Let us suppose otherwise hereafter.
Step 2:
Let us choose any nonzero element, \(e_1 \in S\). That is possible, because if \(S = \{0\}\), \(S\) could not span \(V\).
Step 3:
If \(2 \le d\), let us choose any another element, \(e_2 \in S \setminus \{e_1\}\), such that \(\{e_1, e_2\}\) is linearly independent. That is possible, because otherwise, for each \(v \in S \setminus \{e_1\}\), \(\{e_1, v\}\) would be linearly dependent, which would mean that \(c^1 e_1 + c^2 v = 0\) would have not-all-zero \((c^1, c^2)\), but \(c^2 \neq 0\), because otherwise, \(c^1 e_1 = 0\), which would mean that \(e_1 = 0\), a contradiction, so, \(v = - {c^2}^{-1} c^1 e_1\), which would mean that \(\{e_1\}\) spanned \(V\) and \(\{e_1\}\) was a basis, a contradiction against \(V\)'s being \(d\)-dimensional.
Step 4:
And so on, and we get a linearly independent \(\{e_1, ..., e_d\}\).
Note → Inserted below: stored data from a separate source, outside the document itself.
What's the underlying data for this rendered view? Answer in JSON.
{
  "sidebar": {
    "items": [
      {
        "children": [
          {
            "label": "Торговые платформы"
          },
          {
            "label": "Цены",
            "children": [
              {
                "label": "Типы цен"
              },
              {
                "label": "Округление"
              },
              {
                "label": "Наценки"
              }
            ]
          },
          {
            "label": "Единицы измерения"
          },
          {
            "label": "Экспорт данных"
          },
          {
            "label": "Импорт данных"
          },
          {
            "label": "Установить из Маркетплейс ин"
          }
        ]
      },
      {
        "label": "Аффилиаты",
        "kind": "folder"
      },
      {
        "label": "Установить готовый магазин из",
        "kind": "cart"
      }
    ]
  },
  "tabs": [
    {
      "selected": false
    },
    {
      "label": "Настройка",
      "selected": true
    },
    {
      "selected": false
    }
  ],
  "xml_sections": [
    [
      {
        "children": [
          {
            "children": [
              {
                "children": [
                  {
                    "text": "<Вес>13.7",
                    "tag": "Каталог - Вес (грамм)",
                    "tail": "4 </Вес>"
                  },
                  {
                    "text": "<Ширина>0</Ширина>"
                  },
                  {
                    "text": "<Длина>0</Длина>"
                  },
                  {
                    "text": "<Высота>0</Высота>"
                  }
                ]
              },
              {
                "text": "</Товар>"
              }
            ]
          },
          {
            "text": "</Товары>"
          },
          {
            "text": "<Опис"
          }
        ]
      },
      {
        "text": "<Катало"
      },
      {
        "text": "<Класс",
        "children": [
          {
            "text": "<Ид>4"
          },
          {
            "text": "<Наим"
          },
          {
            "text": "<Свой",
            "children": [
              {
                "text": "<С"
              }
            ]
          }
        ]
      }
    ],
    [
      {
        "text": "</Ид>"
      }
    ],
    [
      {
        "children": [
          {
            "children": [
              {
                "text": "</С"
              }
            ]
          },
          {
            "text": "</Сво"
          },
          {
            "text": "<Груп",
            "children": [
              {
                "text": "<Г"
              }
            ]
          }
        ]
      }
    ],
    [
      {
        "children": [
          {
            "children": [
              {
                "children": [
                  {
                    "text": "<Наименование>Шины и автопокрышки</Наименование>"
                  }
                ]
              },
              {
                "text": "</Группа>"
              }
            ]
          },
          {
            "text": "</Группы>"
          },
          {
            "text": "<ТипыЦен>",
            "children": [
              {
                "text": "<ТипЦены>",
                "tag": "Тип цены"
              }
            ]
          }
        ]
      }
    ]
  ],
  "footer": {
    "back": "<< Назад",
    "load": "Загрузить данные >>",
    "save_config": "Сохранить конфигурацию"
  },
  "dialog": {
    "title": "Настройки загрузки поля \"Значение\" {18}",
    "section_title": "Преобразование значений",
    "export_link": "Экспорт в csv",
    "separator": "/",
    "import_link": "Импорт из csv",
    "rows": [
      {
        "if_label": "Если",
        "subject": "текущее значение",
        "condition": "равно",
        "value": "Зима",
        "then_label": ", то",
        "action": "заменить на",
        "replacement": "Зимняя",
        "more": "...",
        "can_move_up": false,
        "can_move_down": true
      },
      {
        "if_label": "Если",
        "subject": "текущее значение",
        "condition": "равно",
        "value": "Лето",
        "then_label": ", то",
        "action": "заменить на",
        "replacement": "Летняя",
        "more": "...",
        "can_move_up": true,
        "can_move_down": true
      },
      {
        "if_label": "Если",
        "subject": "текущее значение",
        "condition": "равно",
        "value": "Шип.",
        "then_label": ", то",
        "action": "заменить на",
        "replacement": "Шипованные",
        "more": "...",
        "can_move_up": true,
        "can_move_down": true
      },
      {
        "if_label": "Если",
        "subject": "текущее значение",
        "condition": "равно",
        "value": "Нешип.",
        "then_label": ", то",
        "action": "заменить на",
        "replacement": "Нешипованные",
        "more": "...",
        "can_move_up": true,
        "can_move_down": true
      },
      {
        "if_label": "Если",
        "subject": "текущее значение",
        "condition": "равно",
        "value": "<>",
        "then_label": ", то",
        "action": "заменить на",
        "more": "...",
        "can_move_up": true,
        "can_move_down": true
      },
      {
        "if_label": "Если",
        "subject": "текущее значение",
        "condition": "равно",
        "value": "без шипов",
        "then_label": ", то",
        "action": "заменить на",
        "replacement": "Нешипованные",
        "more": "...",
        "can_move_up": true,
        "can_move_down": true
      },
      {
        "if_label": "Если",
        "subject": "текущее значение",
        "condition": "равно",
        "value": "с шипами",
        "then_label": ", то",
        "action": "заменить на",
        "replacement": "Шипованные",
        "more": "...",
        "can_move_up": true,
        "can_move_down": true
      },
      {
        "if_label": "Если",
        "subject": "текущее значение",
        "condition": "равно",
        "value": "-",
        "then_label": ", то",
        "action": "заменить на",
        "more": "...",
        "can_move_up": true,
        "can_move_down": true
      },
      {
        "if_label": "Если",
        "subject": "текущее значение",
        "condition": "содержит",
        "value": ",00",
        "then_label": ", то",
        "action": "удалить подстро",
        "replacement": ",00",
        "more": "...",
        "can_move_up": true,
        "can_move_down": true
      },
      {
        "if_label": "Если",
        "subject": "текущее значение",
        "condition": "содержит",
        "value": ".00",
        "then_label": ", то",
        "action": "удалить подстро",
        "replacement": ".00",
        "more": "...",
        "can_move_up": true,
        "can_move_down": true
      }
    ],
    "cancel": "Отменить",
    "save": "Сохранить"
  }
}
That is possible, because supposing that we have already chosen a linearly independent \(\{e_1, ..., e_j\}\) for any \(j \lt d\), we can choose an element, \(e_{j + 1} \in S \setminus \{e_1, ..., e_j\}\), such that \(\{e_1, ..., e_{j + 1}\}\) is linearly independent, because otherwise, for each \(v \in S \setminus \{e_1, ..., e_j\}\), \(\{e_1, ..., e_j, v\}\) would be linearly dependent, which would mean that \(c^1 e_1 + ... + c^j e_j + c^{j + 1} v = 0\) would have not-all-zero \((c^1, ..., c^{j + 1})\), but \(c^{j + 1} \neq 0\), because otherwise, \(c^1 e_1 + ... + c^j e_j = 0\), which would mean that \((c^1, ..., c^j) = (0, ..., 0)\), because \(\{e_1, ..., e_j\}\) was linearly independent, a contradiction, so, \(v = - {c^{j + 1}}^{-1} (c^1 e_1 + ... + c^j e_j)\), which would mean that \(\{e_1, ..., e_j\}\) spanned \(V\) and \(\{e_1, ..., e_j\}\) was a basis, a contradiction against \(V\)'s being \(d\)-dimensional.
Step 5:
\(\{e_1, ..., e_d\}\) is a basis, by the proposition that for any finite-dimensional vectors space, any linearly independent subset with dimension number of elements is a basis.